Un Corioni duro, deciso, anche cattivo che però, quando parla del «suo» Brescia gli si inumidiscono gli occhi nel ricordare i tanti risultati delle rondinelle, sempre su e giù tra Serie A e B, il settimo posto del 2001 come miglior risultato con Roby Baggio, ma anche la vittoria nell’Anglo-Italiano del 1994, la finale Intertoto persa col Paris Sain-Germain dopo due pareggi e i tanti grandi che l’hanno accompagnato nel cammino: Maifredi, Lucescu, Reja, i quattro meravigliosi anni del Divin Codino, Zeman, Cosmi, Pirlo, Guardiola, Toni e tanti altri campioni. Si guarda indietro Corioni che un paio d’anni fa ha vinto la battaglia più vera e importante, quella della vita, sconfiggendo il «male del secolo», ma ritrovandosi anche con un simpatico «professione presidente» che l’ha sempre accompagnato.

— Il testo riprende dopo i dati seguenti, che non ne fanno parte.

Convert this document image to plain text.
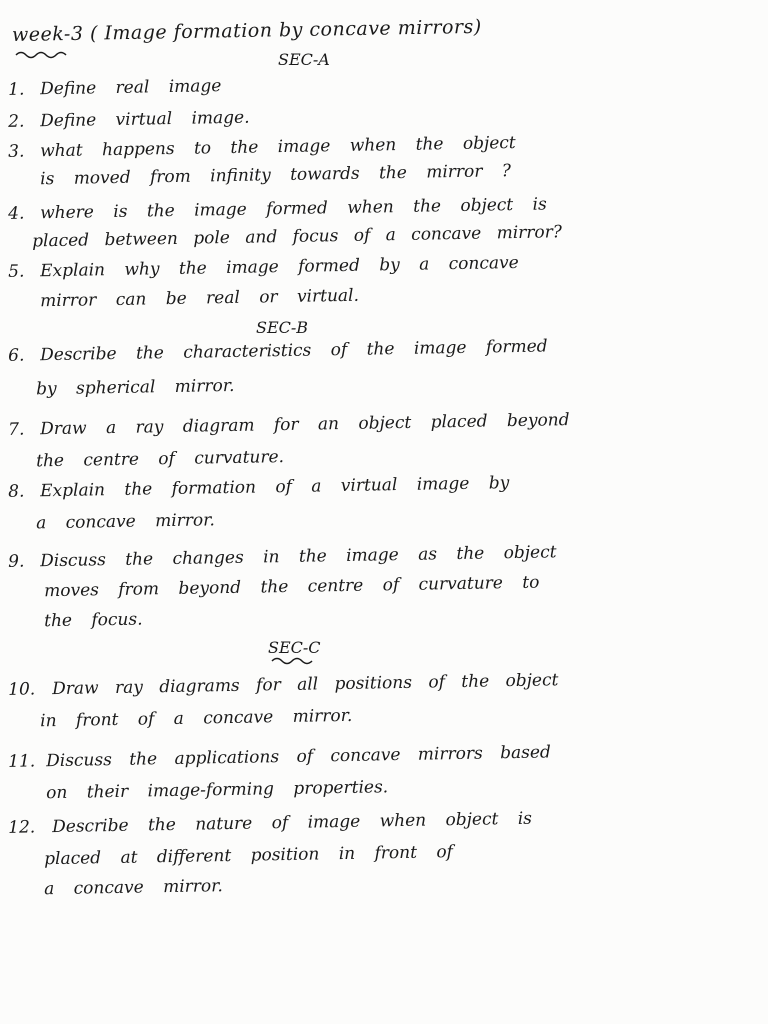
week-3 ( Image formation by concave mirrors)
SEC-A
1. Define real image
2. Define virtual image.
3. what happens to the image when the object
is moved from infinity towards the mirror ?
4. where is the image formed when the object is
placed between pole and focus of a concave mirror?
5. Explain why the image formed by a concave
mirror can be real or virtual.
SEC-B
6. Describe the characteristics of the image formed
by spherical mirror.
7. Draw a ray diagram for an object placed beyond
the centre of curvature.
8. Explain the formation of a virtual image by
a concave mirror.
9. Discuss the changes in the image as the object
moves from beyond the centre of curvature to
the focus.
SEC-C
10. Draw ray diagrams for all positions of the object
in front of a concave mirror.
11. Discuss the applications of concave mirrors based
on their image-forming properties.
12. Describe the nature of image when object is
placed at different position in front of
a concave mirror.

Perché il vulcanico Corioni, uno che non ha mai avuto peli sulla lingua, è entrato presto nel calcio quando negli anni Settanta diventa presidente dell’Ospitaletto portandolo in serie C, poi come consigliere del Milan arrivando anche vicino alla presidenza alla fine dell’era Farina, finchè nel 1985 al vertice del Bologna conquista la promozione in serie A e porta la squadra insieme a Maifredi in coppa Uefa. Poi dal 1992 il Brescia, il grande amore. «Non sono Moratti, Agnelli o Della Valle, sono arrivato al capolinea, sia che la squadra si salvi sia che retroceda in B. Ho sempre voluto farmi da parte, adesso è diverso: devo farlo. Brescia è diventata troppo grande per un presidente così piccolo. Ed è il momento che i bresciani e le istituzioni si facciano avanti.

Non darò le chiavi della società al sindaco Paroli (che si è subito attivato con altri imprenditori e una cordata milanese, ndr), dico solo che non posso più andare avanti. Però credo ancora nella salvezza e dico che sabato possiamo battere il Milan».